A few weeks ago, while house-sitting out in a small town in the Buckinghamshire region of England, I decided to cross a long-awaited item off of my bucket list and visit Stratford-upon-Avon, the birthplace of Shakespeare.
Often when I visit a place I have been wanting to see for a long time, I am amazed that my expectations are exceeded, even though I've built it up a lot in my head.
Examples of this are: London, Provence, Notre Dame, Florence, Edinburgh.... All of these places blew me away and were even better and more beautiful than I had imagined.
This was unfortunately not the case with Stratford-upon-Avon.
Packed to the brim with tourists even in late October, Stratford-upon-Avon to me, seems like it's trying a bit too hard to get tourists' money yet not hard enough to offer anything special or unique. There are too many big signs pointing out 'important' sites, that look more like modern buildings which, presumably, sit where the older historic versions of the buildings once did. It seems every inch of the town has been touristified (yeah I made this term up) and the pubs, bars, and restaurants honestly hold nothing very impressive except for the prices (which were higher than other areas in England I've visited)
Walking past the touristy town center and down towards the Avon river, one encounters a barrage of advertised boat and river tours and river facing restaurants with large porches and banners advertising their selling points. The restaurants are Italian, or French or whatever other cuisine is thought to draw the biggest crowd (certainly not the food that was available in Shakespeare's time)
A bit further on past the main strip of touristy restaurants, lies the Royal Shakespeare Company. And beyond that lie the few pubs, that to me, look like the only authentic places around. For both the reason that they are a bit further from the worst of the crowds, yet still near the river and in close proximity to the theater. They are also nestled into simultaneously crumbling yet well restored old historic buildings that have obviously been there since Shakespeare's time.

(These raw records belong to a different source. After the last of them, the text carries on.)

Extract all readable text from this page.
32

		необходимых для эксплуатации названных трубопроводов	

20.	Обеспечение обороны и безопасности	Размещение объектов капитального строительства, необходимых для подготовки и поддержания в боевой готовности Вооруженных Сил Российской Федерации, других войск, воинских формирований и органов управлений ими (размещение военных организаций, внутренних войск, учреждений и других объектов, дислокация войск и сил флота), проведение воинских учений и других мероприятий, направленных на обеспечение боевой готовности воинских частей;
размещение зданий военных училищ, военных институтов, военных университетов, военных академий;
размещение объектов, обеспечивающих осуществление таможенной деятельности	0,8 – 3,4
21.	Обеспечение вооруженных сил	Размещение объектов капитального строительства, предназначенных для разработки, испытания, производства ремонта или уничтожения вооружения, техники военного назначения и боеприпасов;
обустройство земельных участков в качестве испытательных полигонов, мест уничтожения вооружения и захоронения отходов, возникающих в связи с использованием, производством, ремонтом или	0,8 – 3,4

These pubs, of course, are also very touristy due to being in such close proximity to the RSC, and having a reputation for being where all the RSC actors hang out after a production. However, being full of tourists in a tourist town isn't a crime and I chose to have lunch at The Dirty Duck, one of the pubs with a reputation for really good food (not sure why or how it has this reputation as the food was average at best as pubs go).
The ambiance: the radio blared American elevator music (not quite the ambiance I was hoping for in Shakespeare town) while the disenchanted staff who's faces showed their distaste for tourists, questions about Shakespeare, Shakespeare and their jobs poured overpriced low quality wines and draft beers. I didn't spend any longer than necessary at this disappointing place.
Across the street from the Dirty Duck, lay the Royal Shakespeare Company Theater. I'd always wanted to visit it, and I was surprised to find that the theater wasn't actually showing any Shakespeare productions. It's simply a good theater who puts on a wide assortment of productions. Granted, with a prestigious reputation and some great actors showing up on it's stage, but I had always thought, for some reason, that coming to Stratford-upon-Avon and the RSC would be a bit more of a 'historic' experience. I thought I'd encounter all day long productions of Hamlet, A Midsummer Night's Dream or The Taming of the Shrew or something along these lines...
Lack of Atmosphere
I also envisioned minstrels with old fashioned apparel and instruments strumming on the street corners, flagons of ale being served by classically dressed wenches at the theatrically inclined pubs, and an all together more old timey feel that, in actuality, there was in S upon A.
Musicians were in fact on every street corner, but, to my surprise they were singing mostly modern music and often times even American rock and roll or popular songs from the radio. Nothing historic or 'Shakespeary' (which of course I felt would really add to the atmosphere. If you're going to be touristy why not go all the way?)
Anne Hathaway's House was lovely to be sure. As was the church where Shakespeare was buried (photo on left). But, all in all I wasn't greatly impressed with my trip to S upon A.
It's one experience that didn't meet with my expectations, and ended up costing me quite a bundle of money and a long, disjointed train ride, as well.
Did I expect too much? Did I romanticize it? Probably. But it's definitely the type of town I try to avoid when possible: a town that offers poor quality overpriced everything to throngs of constant tourists and has not much personality of it's own.
If given the choice of where to spend my time in England I'd recommend both Oxford and Windsor over Stratford-upon-Avon
That's it in a nutshell. I'm sure many people really enjoy the town, but I can only write from my own perspective.
Signing off here in Spain where more of my dreams are soon to be met with reality when I visit Penedes, Tarragona, and Madrid!